In Billy Graham’s 99 years, has the world gotten any better with all this affordable grace and salvation added to the world? But as Matthew Avery Sutton argues in the Guardian, Graham didn’t much care about the world. If people of little ethical accomplishment can get into heaven so cheaply, then why not let the world burn, and seven billion souls burn in it?


  1. James Mellichamp wrote:

    Bravo. If they cared half as much about creating heaven while on earth, the world would be better for that.

    Thursday, February 22, 2018 at 10:47 pm | Permalink
  2. I encountered a different take on Graham’s passing on Facebook:

    I have held off on commenting on the passing of Rev. Billy Graham, partly out of fear (I have a public career) and partly out of respect for my friends who revere him.

    Regrettably, I now find myself in a situation, a closet no less, that I promised myself I would never be in again. You see, I now live, again, in Billy Graham country – directly in the shadows of Billy Graham Evangelical Association, run by his bigoted son Franklin and I can no longer stay silent and let MY TRUTH left unsaid.

    Billy Graham was NO friend to me and my #LGBT Community.

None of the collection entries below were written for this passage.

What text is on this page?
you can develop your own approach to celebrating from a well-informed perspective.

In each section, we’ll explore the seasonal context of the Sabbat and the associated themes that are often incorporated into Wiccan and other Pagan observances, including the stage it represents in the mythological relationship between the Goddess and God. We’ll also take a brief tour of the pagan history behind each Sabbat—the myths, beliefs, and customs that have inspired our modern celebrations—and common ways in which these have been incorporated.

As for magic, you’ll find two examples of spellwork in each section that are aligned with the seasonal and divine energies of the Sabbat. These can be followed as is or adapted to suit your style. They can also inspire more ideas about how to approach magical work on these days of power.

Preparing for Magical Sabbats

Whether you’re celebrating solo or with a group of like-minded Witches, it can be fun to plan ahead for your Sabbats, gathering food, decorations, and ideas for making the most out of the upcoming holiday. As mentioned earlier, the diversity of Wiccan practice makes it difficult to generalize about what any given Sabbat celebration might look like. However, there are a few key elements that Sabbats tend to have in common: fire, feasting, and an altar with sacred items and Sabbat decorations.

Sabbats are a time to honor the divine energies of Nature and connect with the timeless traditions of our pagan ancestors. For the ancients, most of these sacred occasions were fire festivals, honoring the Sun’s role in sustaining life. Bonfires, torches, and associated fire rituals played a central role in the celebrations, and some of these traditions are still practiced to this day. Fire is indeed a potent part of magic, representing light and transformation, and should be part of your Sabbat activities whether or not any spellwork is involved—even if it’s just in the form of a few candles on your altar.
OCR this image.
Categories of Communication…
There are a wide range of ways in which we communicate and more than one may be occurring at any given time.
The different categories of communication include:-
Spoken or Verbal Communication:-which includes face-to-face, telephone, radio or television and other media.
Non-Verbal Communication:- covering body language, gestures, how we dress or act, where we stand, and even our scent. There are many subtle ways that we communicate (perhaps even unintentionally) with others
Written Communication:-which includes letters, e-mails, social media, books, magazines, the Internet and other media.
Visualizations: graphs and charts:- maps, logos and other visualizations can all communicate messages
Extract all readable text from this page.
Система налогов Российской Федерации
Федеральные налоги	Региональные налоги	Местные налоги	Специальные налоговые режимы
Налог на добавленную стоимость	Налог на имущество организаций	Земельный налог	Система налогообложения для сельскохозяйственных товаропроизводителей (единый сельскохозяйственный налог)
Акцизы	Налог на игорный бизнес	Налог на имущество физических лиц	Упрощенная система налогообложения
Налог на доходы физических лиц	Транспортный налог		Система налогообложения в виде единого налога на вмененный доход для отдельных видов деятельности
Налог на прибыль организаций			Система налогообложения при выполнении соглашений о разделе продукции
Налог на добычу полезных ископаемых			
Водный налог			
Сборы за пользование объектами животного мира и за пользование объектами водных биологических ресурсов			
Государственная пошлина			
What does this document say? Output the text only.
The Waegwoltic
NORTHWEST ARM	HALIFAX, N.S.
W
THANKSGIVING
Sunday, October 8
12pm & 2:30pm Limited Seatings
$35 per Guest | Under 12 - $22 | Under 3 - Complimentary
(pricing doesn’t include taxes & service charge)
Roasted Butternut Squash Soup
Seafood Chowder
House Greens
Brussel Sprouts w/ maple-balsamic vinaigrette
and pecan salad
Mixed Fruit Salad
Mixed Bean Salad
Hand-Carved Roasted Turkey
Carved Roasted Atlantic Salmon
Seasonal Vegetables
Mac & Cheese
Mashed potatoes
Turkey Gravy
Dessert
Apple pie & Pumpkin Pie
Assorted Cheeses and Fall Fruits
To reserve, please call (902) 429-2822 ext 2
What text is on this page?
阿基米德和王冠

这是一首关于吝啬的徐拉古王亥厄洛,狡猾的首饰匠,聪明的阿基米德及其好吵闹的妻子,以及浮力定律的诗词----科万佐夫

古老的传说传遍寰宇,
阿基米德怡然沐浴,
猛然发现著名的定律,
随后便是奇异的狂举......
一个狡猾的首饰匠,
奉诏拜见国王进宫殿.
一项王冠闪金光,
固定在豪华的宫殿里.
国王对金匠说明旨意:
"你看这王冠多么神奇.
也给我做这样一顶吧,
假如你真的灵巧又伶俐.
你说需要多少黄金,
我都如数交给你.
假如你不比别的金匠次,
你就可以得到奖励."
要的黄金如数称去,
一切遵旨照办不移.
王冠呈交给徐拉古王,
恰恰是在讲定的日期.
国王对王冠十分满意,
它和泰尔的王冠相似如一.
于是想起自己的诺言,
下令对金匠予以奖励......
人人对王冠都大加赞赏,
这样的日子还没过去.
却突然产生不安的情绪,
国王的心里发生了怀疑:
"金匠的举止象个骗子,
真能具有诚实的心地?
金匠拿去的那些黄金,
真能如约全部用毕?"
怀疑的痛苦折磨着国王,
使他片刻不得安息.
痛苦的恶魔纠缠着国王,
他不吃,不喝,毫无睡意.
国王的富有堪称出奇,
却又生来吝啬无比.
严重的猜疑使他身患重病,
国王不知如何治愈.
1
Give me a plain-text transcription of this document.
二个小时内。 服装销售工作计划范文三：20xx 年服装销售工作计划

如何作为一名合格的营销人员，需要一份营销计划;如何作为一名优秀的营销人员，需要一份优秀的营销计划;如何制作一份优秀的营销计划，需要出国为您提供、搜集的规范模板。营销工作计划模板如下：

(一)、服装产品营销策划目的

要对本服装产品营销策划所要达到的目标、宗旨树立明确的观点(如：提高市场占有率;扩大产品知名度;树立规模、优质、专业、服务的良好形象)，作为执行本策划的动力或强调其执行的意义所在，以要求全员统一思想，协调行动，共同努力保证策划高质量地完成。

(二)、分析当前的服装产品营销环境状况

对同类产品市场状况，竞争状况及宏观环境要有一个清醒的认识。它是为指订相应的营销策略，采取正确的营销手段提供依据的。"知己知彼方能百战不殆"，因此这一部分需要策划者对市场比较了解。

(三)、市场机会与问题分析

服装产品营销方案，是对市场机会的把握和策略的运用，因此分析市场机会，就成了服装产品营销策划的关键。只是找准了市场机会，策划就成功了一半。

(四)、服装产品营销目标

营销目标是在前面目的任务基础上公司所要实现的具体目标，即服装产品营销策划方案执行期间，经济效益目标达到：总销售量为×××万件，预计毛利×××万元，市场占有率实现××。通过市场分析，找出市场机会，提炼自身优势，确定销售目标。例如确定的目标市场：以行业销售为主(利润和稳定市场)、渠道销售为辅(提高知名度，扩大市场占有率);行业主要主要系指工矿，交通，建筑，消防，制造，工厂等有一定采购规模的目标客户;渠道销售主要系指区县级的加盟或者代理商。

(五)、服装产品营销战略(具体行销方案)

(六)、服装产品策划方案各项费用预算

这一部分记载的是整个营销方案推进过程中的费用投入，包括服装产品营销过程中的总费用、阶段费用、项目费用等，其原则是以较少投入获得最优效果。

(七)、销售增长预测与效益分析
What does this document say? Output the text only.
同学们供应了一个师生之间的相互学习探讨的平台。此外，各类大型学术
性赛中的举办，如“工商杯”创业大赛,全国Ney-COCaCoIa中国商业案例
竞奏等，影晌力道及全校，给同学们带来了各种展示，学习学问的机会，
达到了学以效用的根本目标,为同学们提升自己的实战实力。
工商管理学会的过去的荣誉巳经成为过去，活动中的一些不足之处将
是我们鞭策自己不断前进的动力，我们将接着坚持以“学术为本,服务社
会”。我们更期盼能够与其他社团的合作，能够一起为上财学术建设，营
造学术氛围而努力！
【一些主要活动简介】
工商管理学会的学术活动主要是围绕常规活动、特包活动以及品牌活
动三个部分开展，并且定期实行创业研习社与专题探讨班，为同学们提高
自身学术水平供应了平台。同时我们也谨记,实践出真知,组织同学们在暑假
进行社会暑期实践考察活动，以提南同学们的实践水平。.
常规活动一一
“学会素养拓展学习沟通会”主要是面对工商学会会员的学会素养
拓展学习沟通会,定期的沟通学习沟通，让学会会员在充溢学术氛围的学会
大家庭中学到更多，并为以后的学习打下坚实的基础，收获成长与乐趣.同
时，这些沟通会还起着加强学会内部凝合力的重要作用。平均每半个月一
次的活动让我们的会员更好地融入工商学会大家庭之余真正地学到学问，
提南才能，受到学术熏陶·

    Growing up, as a family, we listened, watched and read Billy Graham and for most, he was inspirational; however, I cannot ignore or undo the fact that his anti-homosexual preachings and rhetoric were a key component of my depression, suicidal thoughts, tendencies and (thankfully) failed attempt.

    His words were vicious, “Let me say this loud and clear, we traffic in homosexuality at the peril of our spiritual welfare. It is a sinister form of perversion that is contributing to the decay of civilization.”

    He spoke out during the AIDS crisis, condemning gay people to hell and calling AIDS “God’s punishment.”

    Finally, I leave you with this — Garrard Conley, the author of “Boy Erased,” a memoir in which he recounts his experiences in conversion therapy in Arkansas, said Graham’s rhetoric was frequently employed in the liturgy he encountered and in the camp where he was told he could be “cured” of homosexuality.

    “I grew up hearing Graham’s name referenced in almost every church service, and when I was sent to conversion therapy, his evangelical fire was the model for our change.“

    Though many saw Graham as a loving influence, his legacy has been harmful for queer individuals — and this includes ME! RIP Billy Graham but don’t be looking to me for any tears.